Now let's see what the breakdown is by GENDER. To do this I close the deviation table, change the With: drop-down menu from WARD to GENDER, and click the deviation table button again. This gives me the following deviation table by gender:
From this gender breakdown, we can see that females mentioned parking more frequently, indicating they would like more places to park within the City of Casey. Parking was mentioned much less by males. There are a number of reasons why this might be the case. It is possible that more females work within the City of Casey, compared to more males who work outside Casey. In this case parking within Casey would not be as much of a concern for males. Perhaps more males use public transport than females and so do not need parking at all. It could also be that more females are responsible for shopping and pick-up/drop-off of kids at school or other activities, meaning they are more reliant on parking throughout their day and will therefore pay more attention to parking availability. Further investigation would be needed to clarify why parking is much more of an issue for females in this survey.
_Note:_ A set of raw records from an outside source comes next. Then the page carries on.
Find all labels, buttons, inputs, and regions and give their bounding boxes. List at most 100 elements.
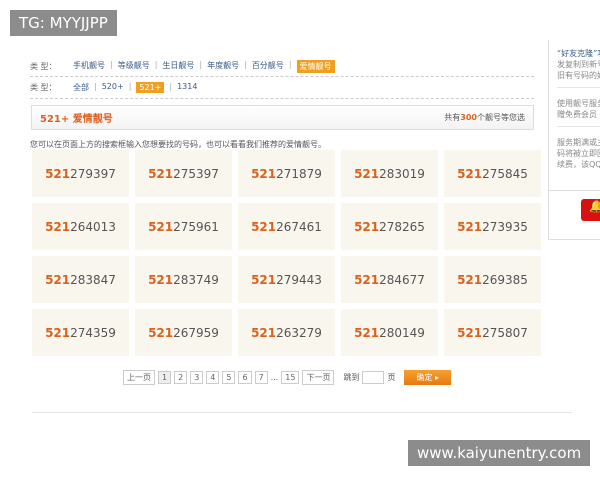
number-card[interactable]: 521 279397: [32, 150, 129, 197]
filter-option[interactable]: 全部: [73, 82, 89, 93]
number-prefix: 521: [354, 325, 380, 340]
number-suffix: 275397: [173, 166, 219, 181]
number-card[interactable]: 521 271879: [238, 150, 335, 197]
filter-option[interactable]: 520+: [102, 82, 124, 93]
number-suffix: 274359: [70, 325, 116, 340]
filter-option[interactable]: 1314: [177, 82, 197, 93]
sidebar-para-3: 服务期满或主码将被立即回续费，该QQ: [557, 138, 600, 169]
number-suffix: 267959: [173, 325, 219, 340]
number-card[interactable]: 521 274359: [32, 309, 129, 356]
watermark: www.kaiyunentry.com: [408, 440, 591, 466]
filter-option[interactable]: 生日靓号: [162, 60, 194, 73]
number-prefix: 521: [354, 219, 380, 234]
page-button[interactable]: 6: [238, 371, 252, 384]
separator: |: [288, 60, 292, 69]
number-card[interactable]: 521 263279: [238, 309, 335, 356]
number-card[interactable]: 521 283019: [341, 150, 438, 197]
page-button[interactable]: 5: [222, 371, 236, 384]
number-prefix: 521: [354, 272, 380, 287]
number-suffix: 269385: [482, 272, 528, 287]
page-button[interactable]: 4: [206, 371, 220, 384]
sidebar-para-2: 使用靓号服务赠免费会员: [557, 98, 600, 127]
tip-text: 您可以在页面上方的搜索框输入您想要找的号码，也可以看看我们推荐的爱情靓号。: [30, 140, 326, 149]
separator: |: [244, 60, 247, 69]
subtype-label: 类 型：: [30, 83, 57, 92]
number-prefix: 521: [148, 325, 174, 340]
subtype-filter: 类 型： 全部 | 520+ | 521+ | 1314: [30, 82, 197, 93]
sidebar-para-1: “好友克隆”功发复制到新号旧有号码的好: [557, 48, 600, 88]
number-card[interactable]: 521 275397: [135, 150, 232, 197]
page-button[interactable]: 1: [158, 371, 172, 384]
number-suffix: 279443: [276, 272, 322, 287]
number-suffix: 275961: [173, 219, 219, 234]
prev-page-button[interactable]: 上一页: [123, 370, 155, 385]
number-card[interactable]: 521 284677: [341, 256, 438, 303]
number-suffix: 267461: [276, 219, 322, 234]
filter-option[interactable]: 爱情靓号: [296, 60, 335, 73]
number-prefix: 521: [457, 325, 483, 340]
number-suffix: 264013: [70, 219, 116, 234]
number-card[interactable]: 521 264013: [32, 203, 129, 250]
filter-option[interactable]: 等级靓号: [118, 60, 150, 73]
number-prefix: 521: [45, 325, 71, 340]
number-suffix: 280149: [379, 325, 425, 340]
footer-divider: [32, 412, 572, 413]
separator: |: [169, 82, 173, 91]
number-card[interactable]: 521 267461: [238, 203, 335, 250]
jump-label: 跳到: [343, 373, 360, 382]
number-card[interactable]: 521 275845: [444, 150, 541, 197]
number-prefix: 521: [148, 219, 174, 234]
number-prefix: 521: [251, 325, 277, 340]
number-suffix: 284677: [379, 272, 425, 287]
number-card[interactable]: 521 273935: [444, 203, 541, 250]
number-card[interactable]: 521 269385: [444, 256, 541, 303]
filter-option[interactable]: 521+: [136, 82, 165, 93]
number-prefix: 521: [354, 166, 380, 181]
ellipsis: ...: [270, 373, 279, 382]
filter-option[interactable]: 手机靓号: [73, 60, 105, 73]
filter-option[interactable]: 年度靓号: [207, 60, 239, 73]
divider: [30, 98, 534, 99]
page-button[interactable]: 2: [174, 371, 188, 384]
number-suffix: 283847: [70, 272, 116, 287]
watermark: TG: MYYJJPP: [10, 10, 117, 36]
number-prefix: 521: [457, 272, 483, 287]
number-card[interactable]: 521 283847: [32, 256, 129, 303]
number-prefix: 521: [457, 166, 483, 181]
number-prefix: 521: [251, 272, 277, 287]
pagination: 上一页 1234567 ... 15 下一页 跳到 页 确定 ▸: [123, 370, 452, 385]
page-button[interactable]: 3: [190, 371, 204, 384]
count-text: 共有300个靓号等您选: [444, 113, 525, 122]
type-filter: 类 型： 手机靓号 | 等级靓号 | 生日靓号 | 年度靓号 | 百分靓号 | 爱情靓号: [30, 60, 335, 73]
number-card[interactable]: 521 280149: [341, 309, 438, 356]
number-suffix: 283749: [173, 272, 219, 287]
page-button[interactable]: 7: [254, 371, 268, 384]
number-card[interactable]: 521 267959: [135, 309, 232, 356]
page-unit: 页: [387, 373, 396, 382]
section-header: 521+ 爱情靓号 共有300个靓号等您选: [31, 105, 534, 130]
number-suffix: 275807: [482, 325, 528, 340]
number-card[interactable]: 521 283749: [135, 256, 232, 303]
jump-page-input[interactable]: [362, 371, 385, 384]
number-card[interactable]: 521 275807: [444, 309, 541, 356]
page-15-button[interactable]: 15: [281, 371, 300, 384]
number-suffix: 278265: [379, 219, 425, 234]
number-card[interactable]: 521 275961: [135, 203, 232, 250]
number-card[interactable]: 521 278265: [341, 203, 438, 250]
separator: |: [94, 82, 97, 91]
confirm-button[interactable]: 确定 ▸: [404, 370, 452, 385]
number-grid: 521 279397 521 275397 521 271879 521 283019 521 2…: [32, 150, 541, 356]
divider: [30, 76, 534, 77]
number-prefix: 521: [457, 219, 483, 234]
filter-option[interactable]: 百分靓号: [252, 60, 284, 73]
number-prefix: 521: [45, 272, 71, 287]
number-suffix: 273935: [482, 219, 528, 234]
number-prefix: 521: [148, 166, 174, 181]
section-title: 521+ 爱情靓号: [40, 114, 113, 125]
next-page-button[interactable]: 下一页: [302, 370, 335, 385]
number-card[interactable]: 521 279443: [238, 256, 335, 303]
number-suffix: 271879: [276, 166, 322, 181]
separator: |: [110, 60, 113, 69]
number-prefix: 521: [45, 166, 71, 181]
bell-button[interactable]: 🔔: [581, 199, 600, 221]
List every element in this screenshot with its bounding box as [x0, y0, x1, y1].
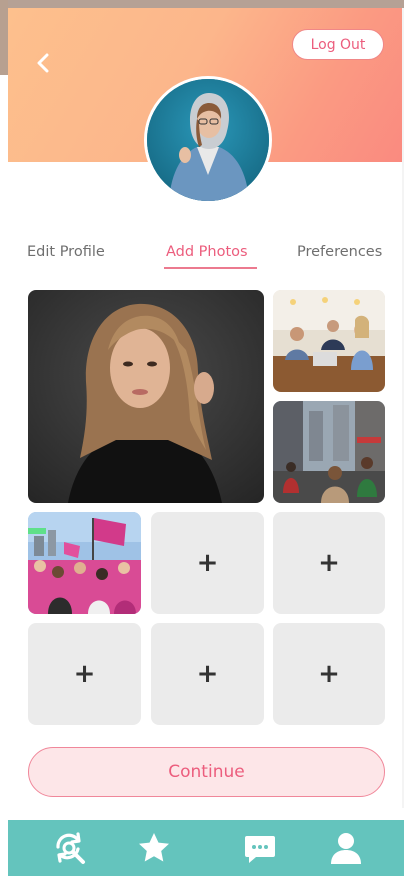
- nav-favorites[interactable]: [134, 828, 174, 868]
- plus-icon: +: [196, 659, 219, 689]
- cafe-photo: [273, 290, 385, 392]
- nav-profile[interactable]: [326, 828, 366, 868]
- add-photo-slot-5[interactable]: +: [151, 512, 264, 614]
- photo-slot-main[interactable]: [28, 290, 264, 503]
- star-icon: [139, 833, 169, 862]
- user-profile-icon: [331, 833, 361, 864]
- plus-icon: +: [196, 548, 219, 578]
- discover-refresh-search-icon: [56, 832, 85, 864]
- window-left-edge: [0, 0, 8, 75]
- plus-icon: +: [318, 659, 340, 689]
- window-top-edge: [0, 0, 404, 8]
- tab-edit-profile[interactable]: Edit Profile: [27, 244, 105, 260]
- profile-tabs: Edit Profile Add Photos Preferences: [0, 244, 404, 274]
- plus-icon: +: [73, 659, 96, 689]
- active-tab-indicator: [164, 267, 257, 269]
- chevron-left-icon: [37, 53, 49, 73]
- continue-button[interactable]: Continue: [28, 747, 385, 797]
- avatar-photo: [147, 79, 269, 201]
- avatar[interactable]: [144, 76, 272, 204]
- add-photo-slot-8[interactable]: +: [151, 623, 264, 725]
- nav-messages[interactable]: [240, 828, 280, 868]
- add-photo-slot-7[interactable]: +: [28, 623, 141, 725]
- chat-bubble-icon: [245, 836, 275, 863]
- tab-add-photos[interactable]: Add Photos: [166, 244, 248, 260]
- portrait-photo: [28, 290, 264, 503]
- city-street-photo: [273, 401, 385, 503]
- rally-photo: [28, 512, 141, 614]
- photo-slot-2[interactable]: [273, 290, 385, 392]
- add-photo-slot-9[interactable]: +: [273, 623, 385, 725]
- tab-preferences[interactable]: Preferences: [297, 244, 382, 260]
- app-screen: Log Out Edit Profile Add Photos Preferen…: [0, 0, 404, 876]
- logout-button[interactable]: Log Out: [292, 29, 384, 60]
- photo-slot-4[interactable]: [28, 512, 141, 614]
- nav-discover[interactable]: [50, 828, 90, 868]
- add-photo-slot-6[interactable]: +: [273, 512, 385, 614]
- photo-slot-3[interactable]: [273, 401, 385, 503]
- back-button[interactable]: [28, 48, 58, 78]
- plus-icon: +: [318, 548, 340, 578]
- bottom-navigation: [8, 820, 404, 876]
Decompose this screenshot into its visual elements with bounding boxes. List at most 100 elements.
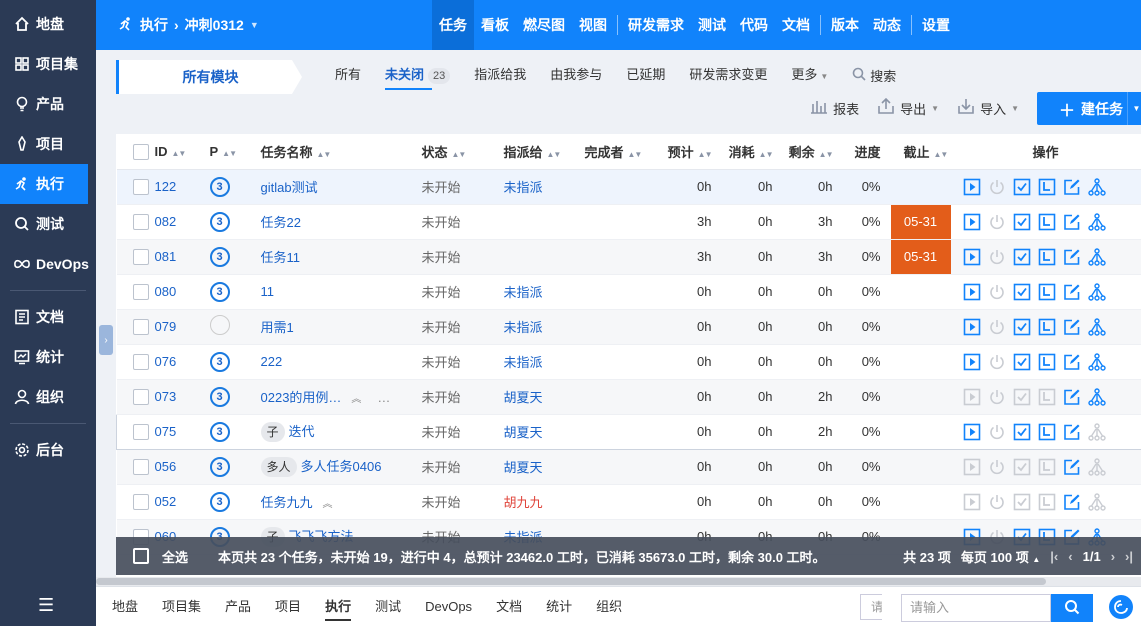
breadcrumb-section[interactable]: 执行 xyxy=(140,15,168,35)
col-consumed[interactable]: 消耗 ▲▼ xyxy=(721,134,783,170)
subtask-tree-icon[interactable] xyxy=(1088,247,1107,266)
start-task-icon[interactable] xyxy=(963,457,982,476)
row-checkbox[interactable] xyxy=(132,493,149,510)
finish-task-icon[interactable] xyxy=(1013,387,1032,406)
next-page-icon[interactable]: › xyxy=(1111,549,1115,564)
edit-icon[interactable] xyxy=(1063,422,1082,441)
task-name-link[interactable]: 用需1 xyxy=(261,320,294,335)
record-effort-icon[interactable] xyxy=(1038,387,1057,406)
subtask-tree-icon[interactable] xyxy=(1088,387,1107,406)
close-task-icon[interactable] xyxy=(988,247,1007,266)
assigned-to[interactable]: 胡夏天 xyxy=(504,460,543,475)
task-name-link[interactable]: 任务九九 xyxy=(261,495,313,510)
record-effort-icon[interactable] xyxy=(1038,282,1057,301)
edit-icon[interactable] xyxy=(1063,492,1082,511)
assigned-to[interactable]: 胡夏天 xyxy=(504,425,543,440)
start-task-icon[interactable] xyxy=(963,317,982,336)
bottom-nav-execution[interactable]: 执行 xyxy=(313,587,363,626)
table-row[interactable]: 080 3 11 未开始 未指派 0h 0h 0h 0% xyxy=(116,274,1141,310)
assigned-to[interactable]: 未指派 xyxy=(504,285,543,300)
tab-delayed[interactable]: 已延期 xyxy=(614,60,677,94)
record-effort-icon[interactable] xyxy=(1038,457,1057,476)
close-task-icon[interactable] xyxy=(988,457,1007,476)
task-name-link[interactable]: 迭代 xyxy=(289,424,315,439)
assigned-to[interactable]: 胡夏天 xyxy=(504,390,543,405)
col-name[interactable]: 任务名称 ▲▼ xyxy=(260,134,422,170)
close-task-icon[interactable] xyxy=(988,282,1007,301)
table-row[interactable]: 079 用需1 未开始 未指派 0h 0h 0h 0% xyxy=(116,309,1141,345)
record-effort-icon[interactable] xyxy=(1038,212,1057,231)
close-task-icon[interactable] xyxy=(988,212,1007,231)
sidebar-item-program[interactable]: 项目集 xyxy=(0,44,96,84)
assigned-to[interactable]: 未指派 xyxy=(504,180,543,195)
tab-unclosed[interactable]: 未关闭 23 xyxy=(373,60,462,94)
per-page-selector[interactable]: 每页 100 项 ▲ xyxy=(961,547,1040,566)
sidebar-item-dashboard[interactable]: 地盘 xyxy=(0,4,96,44)
assigned-to[interactable]: 胡九九 xyxy=(504,495,543,510)
row-checkbox[interactable] xyxy=(132,248,149,265)
col-deadline[interactable]: 截止 ▲▼ xyxy=(890,134,953,170)
subtask-tree-icon[interactable] xyxy=(1088,177,1107,196)
edit-icon[interactable] xyxy=(1063,212,1082,231)
col-id[interactable]: ID ▲▼ xyxy=(154,134,210,170)
nav-task[interactable]: 任务 xyxy=(432,0,474,50)
col-pri[interactable]: P ▲▼ xyxy=(209,134,261,170)
nav-build[interactable]: 版本 xyxy=(824,0,866,50)
task-name-link[interactable]: 222 xyxy=(261,354,283,369)
task-id[interactable]: 082 xyxy=(155,214,177,229)
select-all-label[interactable]: 全选 xyxy=(162,547,218,566)
task-name-link[interactable]: 11 xyxy=(261,284,275,299)
edit-icon[interactable] xyxy=(1063,177,1082,196)
edit-icon[interactable] xyxy=(1063,282,1082,301)
bottom-nav-org[interactable]: 组织 xyxy=(584,587,634,626)
bottom-nav-doc[interactable]: 文档 xyxy=(484,587,534,626)
subtask-tree-icon[interactable] xyxy=(1088,492,1107,511)
finish-task-icon[interactable] xyxy=(1013,422,1032,441)
bottom-nav-dashboard[interactable]: 地盘 xyxy=(100,587,150,626)
module-selector[interactable]: 所有模块 xyxy=(116,60,302,94)
sidebar-item-execution[interactable]: 执行 xyxy=(0,164,88,204)
nav-kanban[interactable]: 看板 xyxy=(474,0,516,50)
bottom-nav-project[interactable]: 项目 xyxy=(263,587,313,626)
app-logo-icon[interactable] xyxy=(1109,595,1133,619)
col-status[interactable]: 状态 ▲▼ xyxy=(421,134,504,170)
task-id[interactable]: 079 xyxy=(155,319,177,334)
row-checkbox[interactable] xyxy=(132,283,149,300)
global-search-input[interactable]: 请输入 xyxy=(901,594,1051,622)
search-toggle[interactable]: 搜索 xyxy=(840,60,908,94)
task-id[interactable]: 052 xyxy=(155,494,177,509)
menu-collapse-icon[interactable]: ☰ xyxy=(38,595,54,616)
close-task-icon[interactable] xyxy=(988,492,1007,511)
bottom-nav-product[interactable]: 产品 xyxy=(213,587,263,626)
row-checkbox[interactable] xyxy=(132,353,149,370)
record-effort-icon[interactable] xyxy=(1038,422,1057,441)
table-row[interactable]: 122 3 gitlab测试 未开始 未指派 0h 0h 0h 0% xyxy=(116,169,1141,205)
chevron-down-icon[interactable]: ▼ xyxy=(250,20,259,30)
search-type-selector[interactable]: 请 xyxy=(860,594,882,620)
subtask-tree-icon[interactable] xyxy=(1088,422,1107,441)
create-task-button[interactable]: ＋ 建任务 ▼ xyxy=(1037,92,1141,125)
record-effort-icon[interactable] xyxy=(1038,492,1057,511)
sidebar-item-product[interactable]: 产品 xyxy=(0,84,96,124)
task-name-link[interactable]: 0223的用例… xyxy=(261,390,342,405)
tab-assigned-to-me[interactable]: 指派给我 xyxy=(462,60,538,94)
bottom-nav-program[interactable]: 项目集 xyxy=(150,587,213,626)
start-task-icon[interactable] xyxy=(963,212,982,231)
sidebar-item-admin[interactable]: 后台 xyxy=(0,430,96,470)
execution-switcher[interactable]: 冲刺0312 xyxy=(185,15,244,35)
tab-involved[interactable]: 由我参与 xyxy=(538,60,614,94)
assigned-to[interactable]: 未指派 xyxy=(504,355,543,370)
tab-more[interactable]: 更多 ▼ xyxy=(779,60,840,94)
bottom-nav-devops[interactable]: DevOps xyxy=(413,587,484,626)
chevron-down-icon[interactable]: ▼ xyxy=(1127,92,1141,125)
close-task-icon[interactable] xyxy=(988,317,1007,336)
record-effort-icon[interactable] xyxy=(1038,247,1057,266)
edit-icon[interactable] xyxy=(1063,317,1082,336)
start-task-icon[interactable] xyxy=(963,387,982,406)
finish-task-icon[interactable] xyxy=(1013,317,1032,336)
export-button[interactable]: 导出 ▼ xyxy=(877,97,939,119)
horizontal-scrollbar[interactable] xyxy=(96,577,1141,586)
scrollbar-thumb[interactable] xyxy=(96,578,1046,585)
subtask-tree-icon[interactable] xyxy=(1088,212,1107,231)
prev-page-icon[interactable]: ‹ xyxy=(1068,549,1072,564)
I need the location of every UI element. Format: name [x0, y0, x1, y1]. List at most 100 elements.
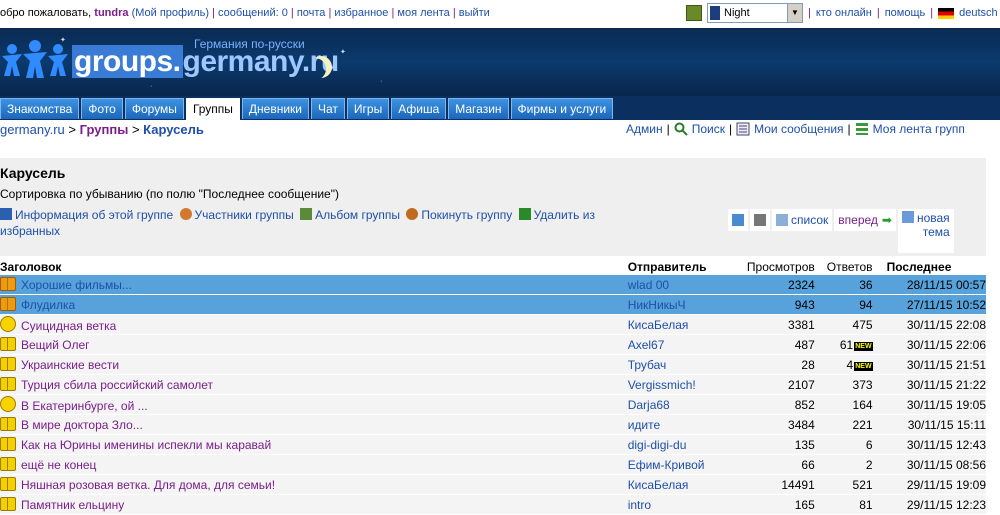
header-sender[interactable]: Отправитель — [628, 259, 733, 275]
username[interactable]: tundra — [94, 7, 128, 19]
thread-title-link[interactable]: Украинские вести — [21, 358, 119, 372]
messages-icon[interactable] — [736, 122, 750, 136]
tab-photo[interactable]: Фото — [81, 98, 123, 119]
search-icon[interactable] — [674, 122, 688, 136]
header-views[interactable]: Просмотров — [733, 259, 819, 275]
breadcrumb-current[interactable]: Карусель — [143, 122, 204, 137]
my-feed-link[interactable]: моя лента — [397, 7, 449, 19]
breadcrumb-root[interactable]: germany.ru — [0, 122, 65, 137]
thread-sender[interactable]: intro — [627, 494, 734, 515]
header-last[interactable]: Последнее — [881, 259, 986, 275]
chevron-down-icon[interactable]: ▼ — [787, 4, 802, 22]
thread-last-post[interactable]: 30/11/15 22:06 — [880, 334, 986, 355]
thread-last-post[interactable]: 29/11/15 19:09 — [880, 474, 986, 495]
header-replies[interactable]: Ответов — [819, 259, 881, 275]
thread-last-post[interactable]: 30/11/15 15:11 — [880, 414, 986, 435]
tab-dating[interactable]: Знакомства — [0, 98, 80, 119]
print-button[interactable] — [750, 209, 770, 231]
tab-games[interactable]: Игры — [346, 98, 390, 119]
thread-sender[interactable]: Ефим-Кривой — [627, 454, 734, 475]
feed-list-icon[interactable] — [855, 122, 869, 136]
thread-last-post[interactable]: 28/11/15 00:57 — [880, 275, 986, 295]
thread-title-link[interactable]: ещё не конец — [21, 458, 96, 472]
group-feed-link[interactable]: Моя лента групп — [873, 122, 965, 136]
logout-link[interactable]: выйти — [459, 7, 490, 19]
thread-sender[interactable]: КисаБелая — [627, 474, 734, 495]
thread-title-link[interactable]: В мире доктора Зло... — [21, 418, 143, 432]
table-row[interactable]: Как на Юрины именины испекли мы каравай d… — [0, 434, 986, 455]
thread-sender[interactable]: КисаБелая — [627, 314, 734, 335]
thread-sender[interactable]: Vergissmich! — [627, 374, 734, 395]
thread-sender[interactable]: wlad 00 — [627, 275, 734, 295]
tab-shop[interactable]: Магазин — [448, 98, 509, 119]
thread-sender[interactable]: Трубач — [627, 354, 734, 375]
thread-sender[interactable]: НикНикыЧ — [627, 294, 734, 315]
thread-last-post[interactable]: 27/11/15 10:52 — [880, 294, 986, 315]
site-logo[interactable]: groups.germany.ru — [72, 45, 339, 79]
subscribe-button[interactable] — [728, 209, 748, 231]
leave-group-link[interactable]: Покинуть группу — [421, 208, 512, 222]
group-info-link[interactable]: Информация об этой группе — [15, 208, 173, 222]
table-row[interactable]: Суицидная ветка КисаБелая 3381 475 30/11/15 … — [0, 314, 986, 335]
table-row[interactable]: Вещий Олег Axel67 487 61 NEW 30/11/15 22:06 — [0, 334, 986, 355]
language-link[interactable]: deutsch — [959, 7, 998, 19]
tab-companies[interactable]: Фирмы и услуги — [510, 98, 614, 119]
thread-title-link[interactable]: Флудилка — [21, 298, 75, 312]
thread-last-post[interactable]: 30/11/15 21:22 — [880, 374, 986, 395]
table-row[interactable]: Украинские вести Трубач 28 4 NEW 30/11/15 21:… — [0, 354, 986, 375]
header-title[interactable]: Заголовок — [0, 259, 628, 275]
thread-title-link[interactable]: Как на Юрины именины испекли мы каравай — [21, 438, 271, 452]
thread-sender[interactable]: идите — [627, 414, 734, 435]
thread-title-link[interactable]: Памятник ельцину — [21, 498, 124, 512]
mail-link[interactable]: почта — [297, 7, 326, 19]
thread-title-link[interactable]: В Екатеринбурге, ой ... — [21, 399, 148, 413]
people-logo-icon[interactable] — [2, 40, 68, 80]
thread-last-post[interactable]: 30/11/15 12:43 — [880, 434, 986, 455]
thread-replies-cell: 61 NEW — [818, 334, 881, 355]
tab-groups[interactable]: Группы — [185, 98, 240, 121]
thread-last-post[interactable]: 30/11/15 08:56 — [880, 454, 986, 475]
table-row[interactable]: Няшная розовая ветка. Для дома, для семь… — [0, 474, 986, 495]
thread-title-link[interactable]: Хорошие фильмы... — [21, 278, 132, 292]
thread-last-post[interactable]: 30/11/15 19:05 — [880, 394, 986, 415]
thread-title-link[interactable]: Турция сбила российский самолет — [21, 378, 213, 392]
table-row[interactable]: Памятник ельцину intro 165 81 29/11/15 12:23 — [0, 494, 986, 515]
new-topic-button[interactable]: новая тема — [897, 209, 954, 253]
thread-title-link[interactable]: Суицидная ветка — [21, 319, 116, 333]
admin-link[interactable]: Админ — [626, 122, 663, 136]
thread-sender[interactable]: Darja68 — [627, 394, 734, 415]
thread-title-link[interactable]: Няшная розовая ветка. Для дома, для семь… — [21, 478, 275, 492]
separator: | — [876, 7, 880, 19]
thread-last-post[interactable]: 30/11/15 22:08 — [880, 314, 986, 335]
tab-chat[interactable]: Чат — [311, 98, 345, 119]
thread-last-post[interactable]: 29/11/15 12:23 — [880, 494, 986, 515]
thread-last-post[interactable]: 30/11/15 21:51 — [880, 354, 986, 375]
skin-select[interactable]: Night ▼ — [707, 3, 803, 23]
tab-forums[interactable]: Форумы — [124, 98, 184, 119]
table-row[interactable]: ещё не конец Ефим-Кривой 66 2 30/11/15 08:56 — [0, 454, 986, 475]
table-row[interactable]: Флудилка НикНикыЧ 943 94 27/11/15 10:52 — [0, 294, 986, 315]
who-online-link[interactable]: кто онлайн — [816, 7, 872, 19]
breadcrumb-groups[interactable]: Группы — [80, 122, 129, 137]
list-view-button[interactable]: список — [772, 209, 833, 231]
my-messages-link[interactable]: Мои сообщения — [754, 122, 843, 136]
table-row[interactable]: Турция сбила российский самолет Vergissmi… — [0, 374, 986, 395]
tab-poster[interactable]: Афиша — [391, 98, 447, 119]
thread-sender[interactable]: Axel67 — [627, 334, 734, 355]
thread-sender[interactable]: digi-digi-du — [627, 434, 734, 455]
my-profile-link[interactable]: (Мой профиль) — [132, 7, 209, 19]
forward-button[interactable]: вперед ➡ — [834, 209, 896, 231]
skin-icon[interactable] — [686, 5, 702, 21]
group-album-link[interactable]: Альбом группы — [315, 208, 400, 222]
star-icon: ✦ — [60, 37, 66, 44]
table-row[interactable]: В Екатеринбурге, ой ... Darja68 852 164 30/1… — [0, 394, 986, 415]
messages-link[interactable]: сообщений: 0 — [218, 7, 288, 19]
tab-diaries[interactable]: Дневники — [241, 98, 310, 119]
table-row[interactable]: В мире доктора Зло... идите 3484 221 30/11/1… — [0, 414, 986, 435]
help-link[interactable]: помощь — [885, 7, 926, 19]
group-members-link[interactable]: Участники группы — [195, 208, 294, 222]
thread-title-link[interactable]: Вещий Олег — [21, 338, 90, 352]
favorites-link[interactable]: избранное — [334, 7, 388, 19]
search-link[interactable]: Поиск — [692, 122, 725, 136]
table-row[interactable]: Хорошие фильмы... wlad 00 2324 36 28/11/15 0… — [0, 275, 986, 295]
Females were much less concerned about public transport and roads, and males were much more concerned about this. This would suggest that males may use public transport more than females. Those who did not specify a gender (Prefer not to say) were most concerned about park facilities. The word change should probably be added to the exclusion list, since it is part of the survey question.
Deviation tables are useful for identifying differences between groups. It is especially useful for survey data such as this, to give a good indication of how to focus council efforts between wards and for different demographics.